A string of issues has tripped her up.
She reversed nuclear policy, announcing the closure of nuclear power stations a few months after announcing the extension of their lives.
And now there is Libya, where Chancellor Merkel's government aligned with China and Russia in abstaining over military action, rather than with the United States, Britain and France.
As one commentator in the magazine Spiegel puts it: "Instead of doing its part to rid the world of a tyrant, the German government seemed to prefer the role of schoolmarm… Now, however, it would appear that Germany's partners were right after all and that Berlin was horribly mistaken."
And then there is the euro, always the euro. Her CDU opponents fear she is being drawn into a "transfer union", where German money will pay for deficits in weaker economies.
The country's head of state, President Wulff, questioned whether even the ECB's current policy of buying the debt of Greece, Portugal, Spain and Italy was already a breach of the law.
And the Bundesbank complained that the liabilities of the weak countries were being off-loaded onto the stronger ones.
"A major step is being taken toward common assumption of risks from weak national finances and economic missteps", it said in a bulletin.

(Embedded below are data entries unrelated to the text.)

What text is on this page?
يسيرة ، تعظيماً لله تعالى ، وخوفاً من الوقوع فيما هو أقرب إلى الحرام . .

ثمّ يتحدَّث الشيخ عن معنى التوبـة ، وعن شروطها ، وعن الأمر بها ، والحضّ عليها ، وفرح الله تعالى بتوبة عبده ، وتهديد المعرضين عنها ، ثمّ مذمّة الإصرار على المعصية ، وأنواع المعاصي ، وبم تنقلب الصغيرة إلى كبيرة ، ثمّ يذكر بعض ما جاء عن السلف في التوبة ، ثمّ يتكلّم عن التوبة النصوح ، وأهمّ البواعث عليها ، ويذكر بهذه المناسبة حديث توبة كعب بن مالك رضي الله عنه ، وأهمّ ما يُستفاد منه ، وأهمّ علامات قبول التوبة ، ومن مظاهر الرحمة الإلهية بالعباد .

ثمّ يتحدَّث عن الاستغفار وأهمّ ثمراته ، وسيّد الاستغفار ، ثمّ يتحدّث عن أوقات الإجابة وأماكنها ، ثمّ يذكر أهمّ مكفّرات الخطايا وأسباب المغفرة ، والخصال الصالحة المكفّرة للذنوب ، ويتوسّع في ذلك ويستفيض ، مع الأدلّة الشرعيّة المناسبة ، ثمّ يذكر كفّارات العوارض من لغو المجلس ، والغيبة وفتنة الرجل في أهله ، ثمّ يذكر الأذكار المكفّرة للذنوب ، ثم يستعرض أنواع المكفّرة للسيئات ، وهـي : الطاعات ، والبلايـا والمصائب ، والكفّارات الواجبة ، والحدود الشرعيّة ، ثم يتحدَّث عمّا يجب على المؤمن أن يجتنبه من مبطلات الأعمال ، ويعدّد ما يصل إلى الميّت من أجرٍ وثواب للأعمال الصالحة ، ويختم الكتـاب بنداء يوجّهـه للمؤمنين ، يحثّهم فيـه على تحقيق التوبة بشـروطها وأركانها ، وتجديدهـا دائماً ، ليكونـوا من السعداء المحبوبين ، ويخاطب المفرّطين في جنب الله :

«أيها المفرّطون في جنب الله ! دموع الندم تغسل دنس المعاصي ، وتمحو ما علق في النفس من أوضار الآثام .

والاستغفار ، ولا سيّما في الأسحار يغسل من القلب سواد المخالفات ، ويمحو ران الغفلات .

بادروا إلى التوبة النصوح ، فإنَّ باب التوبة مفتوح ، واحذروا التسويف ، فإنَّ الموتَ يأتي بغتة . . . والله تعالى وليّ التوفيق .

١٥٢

No German Chancellor would be wise to go against the views of the Bundesbank, the central bank which is a byword in German minds for stability and steady prosperity.
Or, to go too much against the views of her own party. The German parliament votes in September on the agreement by eurozone leaders on 21 July to widen the scope of the eurozone rescue fund.
A defeat really would be trouble for Mrs Merkel.
Her reply to the criticism is that the current government is "working decisively to master the challenge of these times".
"These times." There's no doubt that this is a period of rare difficulty.
Chancellor Merkel is boxed in by an array of rocks and hard places - and a growling predecessor who once seemed to adore her.